Attendu qu'ainsi que les premiers juges l'ont relevé, la SA ICD VIE a varié dans ses explications du refus du bénéfice de la garantie ; qu'elle a d'abord, dans son courrier du 15 avril 1993 à SA CIEP, invoqué le fait que l'assuré avait repris une activité professionnelle pendant plus de deux mois, ce qui ne correspond à aucune stipulation contractuelle, pour invoquer ensuite, dans un courrier adressé à l'assuré le 19 août 1993, soit plus de dix mois après le début de la nouvelle période de chômage, le motif tiré de l'exclusion prévue en cas de chômage après un contrat à durée ferme, soit un motif contrecarrant tous ses efforts pour retrouver un emploi ;

Attendu que les mensualités impayées se sont accumulées, entraînant un signalement d'incident de paiement à la BANQUE DE FRANCE avec inscription de cet emprunteur au FICP ;

Attendu que l'attitude de l'assureur constitue une résistance abusive, et ouvre droit à Monsieur X. à une réparation de son préjudice moral ;

Qu'en conséquence la décision entreprise sera confirmée en ce qu'elle a condamnée la SA ICD VIE au paiement de la somme de 5.000 francs à titre de dommages et intérêts ;

Attendu que la SA ICD VIE sera condamnée aux dépens d'appel, et que l'équité commande qu'elle soit condamnée au paiement de la somme complémentaire de 7.000 francs sur le fondement de l'article 700 du Nouveau Code de Procédure Civile ;

Attendu qu'étant tenue aux dépens, la SA ICD VIE sera déboutée de sa propre demande sur ce fondement ;

 

DISPOSITIF (décision proprement dite)                                                            (N.B. : mention ne figurant pas sur l’original)

PAR CES MOTIFS

Statuant publiquement, par arrêt contradictoire et en dernier ressort,

Confirme la décision entreprise, y ajoutant,

Condamne la SA ICD VIE aux dépens d'appel qui seront recouvrés par la SCP JULLIEN LECHARNY ROL, Avoué, conformément aux dispositions de l'article 699 du Nouveau Code de Procédure Civile.

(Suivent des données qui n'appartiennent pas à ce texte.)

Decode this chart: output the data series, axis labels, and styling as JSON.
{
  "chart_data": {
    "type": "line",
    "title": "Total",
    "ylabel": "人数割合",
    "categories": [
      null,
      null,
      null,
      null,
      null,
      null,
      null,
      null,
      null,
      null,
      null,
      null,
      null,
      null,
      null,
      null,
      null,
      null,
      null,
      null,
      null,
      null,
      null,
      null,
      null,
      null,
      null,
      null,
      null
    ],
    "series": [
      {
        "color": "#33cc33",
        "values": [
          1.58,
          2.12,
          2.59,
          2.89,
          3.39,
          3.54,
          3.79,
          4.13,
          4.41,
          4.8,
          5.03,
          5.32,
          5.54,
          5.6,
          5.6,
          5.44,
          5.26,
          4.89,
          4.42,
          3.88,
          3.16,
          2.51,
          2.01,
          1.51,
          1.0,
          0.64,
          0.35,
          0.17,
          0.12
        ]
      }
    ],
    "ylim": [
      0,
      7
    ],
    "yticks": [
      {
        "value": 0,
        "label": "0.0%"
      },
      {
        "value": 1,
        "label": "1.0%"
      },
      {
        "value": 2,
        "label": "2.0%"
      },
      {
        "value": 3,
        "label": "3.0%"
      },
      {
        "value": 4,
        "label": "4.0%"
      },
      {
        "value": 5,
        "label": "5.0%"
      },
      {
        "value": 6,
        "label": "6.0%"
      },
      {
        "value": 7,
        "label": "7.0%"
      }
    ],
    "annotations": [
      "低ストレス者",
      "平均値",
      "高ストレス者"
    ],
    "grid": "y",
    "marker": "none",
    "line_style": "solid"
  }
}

Condamne la SA ICD VIE à payer à Monsieur X. la somme complémentaire de 7.000 francs sur le fondement de l'article 700 du Nouveau Code de Procédure Civile.

Arrêt prononcé par Monsieur FALCONE, Président, Assisté de Monsieur LANE, Greffier Divisionnaire,

Et ont signé le présent arrêt, Monsieur FALCONE, Président, Monsieur LANE, Greffier Divisionnaire.